Bipartisan legislation has been filed in the Kentucky General Assembly this year that would require truckers to be trained on how to spot human trafficking and report it, and Beshear noted that trucking and lodging organizations are increasingly partnering in such efforts to train their members and employees.

“If every trucker on our roads, if every hotel worker – likely parents of their own – are thinking about protecting everyone else’s children, too, and are trained to recognize the signs, there will be no place for these traffickers to hide,” said Beshear. “We will run them out of our state, and hopefully help a lot of people who are being horrendously abused.”

Beshear noted that reports of human trafficking to state government have “increased by 50 percent year over year over year, and it is still underreported,” while his office is using a new $1.5 million grant from the U.S. Department of Justice to target traffickers and follow up on hotline tips, in addition to hiring a new full-time investigator on those cases. He added that the UofL study will greatly help those efforts by allowing the office to focus its resources.
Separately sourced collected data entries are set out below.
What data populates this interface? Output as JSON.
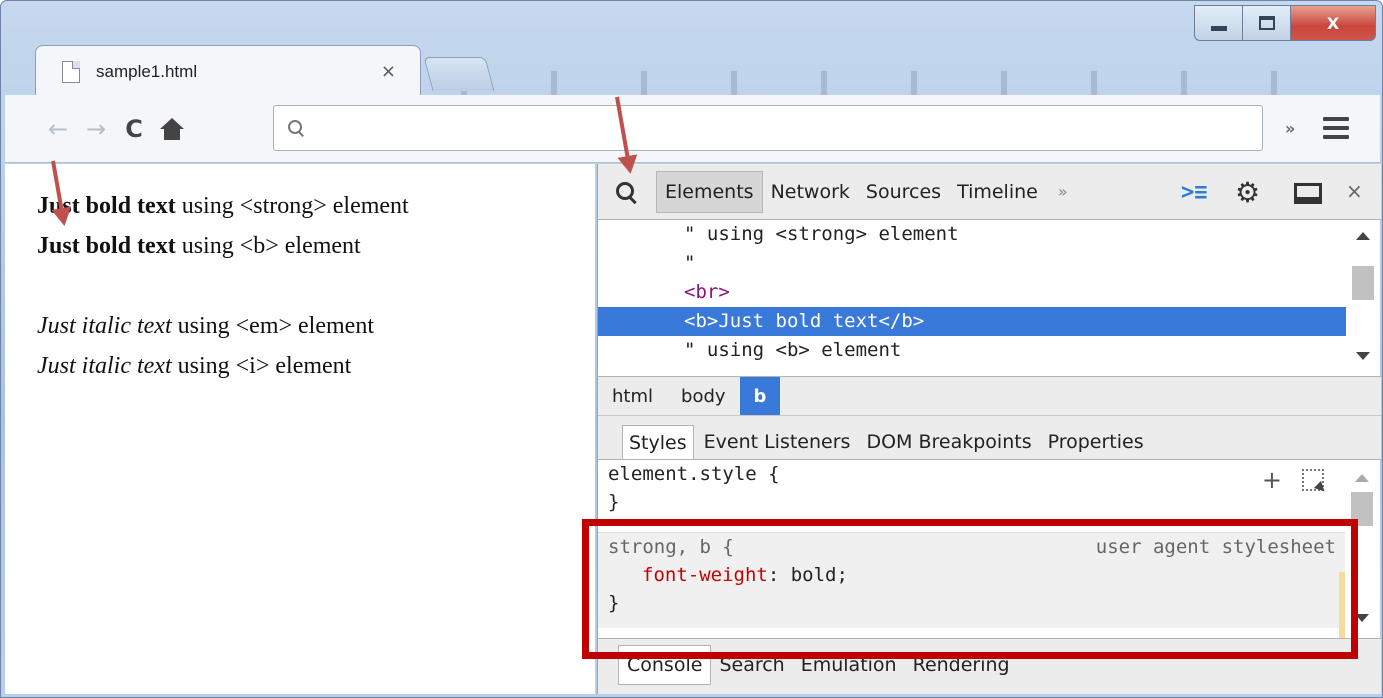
{
  "window": {
    "controls": {
      "minimize": "",
      "maximize": "",
      "close": "X"
    }
  },
  "browser": {
    "tab_title": "sample1.html",
    "tab_close": "×",
    "address_value": "",
    "nav": {
      "back": "←",
      "forward": "→",
      "reload": "C"
    },
    "overflow_chevron": "»"
  },
  "page": {
    "lines": [
      {
        "bold": "Just bold text",
        "rest": " using <strong> element"
      },
      {
        "bold": "Just bold text",
        "rest": " using <b> element"
      },
      {
        "italic": "Just italic text",
        "rest": " using <em> element"
      },
      {
        "italic": "Just italic text",
        "rest": " using <i> element"
      }
    ]
  },
  "devtools": {
    "tabs": [
      "Elements",
      "Network",
      "Sources",
      "Timeline"
    ],
    "more": "»",
    "close": "×",
    "dom_lines": [
      "\" using <strong> element",
      "\"",
      "<br>",
      "<b>Just bold text</b>",
      "\" using <b> element"
    ],
    "breadcrumb": [
      "html",
      "body",
      "b"
    ],
    "sidebar_tabs": [
      "Styles",
      "Event Listeners",
      "DOM Breakpoints",
      "Properties"
    ],
    "styles": {
      "element_style_open": "element.style {",
      "element_style_close": "}",
      "add_rule": "+",
      "ua_selector": "strong, b {",
      "ua_origin": "user agent stylesheet",
      "ua_property": "font-weight",
      "ua_value": " bold;",
      "ua_close": "}"
    },
    "drawer_tabs": [
      "Console",
      "Search",
      "Emulation",
      "Rendering"
    ]
  }
}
“We live in a time of scarce resources, and we need to make sure that we deploy those resources (correctly) – whether it’s where we’re focusing our investigations or where we’re focusing our victims’ services,” said Beshear. “This type of actual data, not just anecdotal, but actually data, is so significant. This report will help us better target where we can spend our time, our dollars, our effort… to make the biggest difference.”

Beshear referred to the statistic of 41 percent of homeless youth survey indicating that they have been victims of sex trafficking “alarming” and “revealing.”

The fact that 41 percent of homeless youth surveyed indicated they have been victims of sex trafficking is both “alarming” and “revealing,” Beshear said.

“Those are real people, those are real children, they’re in our community and they need our help,” he said.

“They are in danger, we must help them, and we must bring the predators that are trafficking them to justice… We will not be able to end human trafficking in Kentucky without addressing, if not ending, homelessness among our youth. The two are connected.”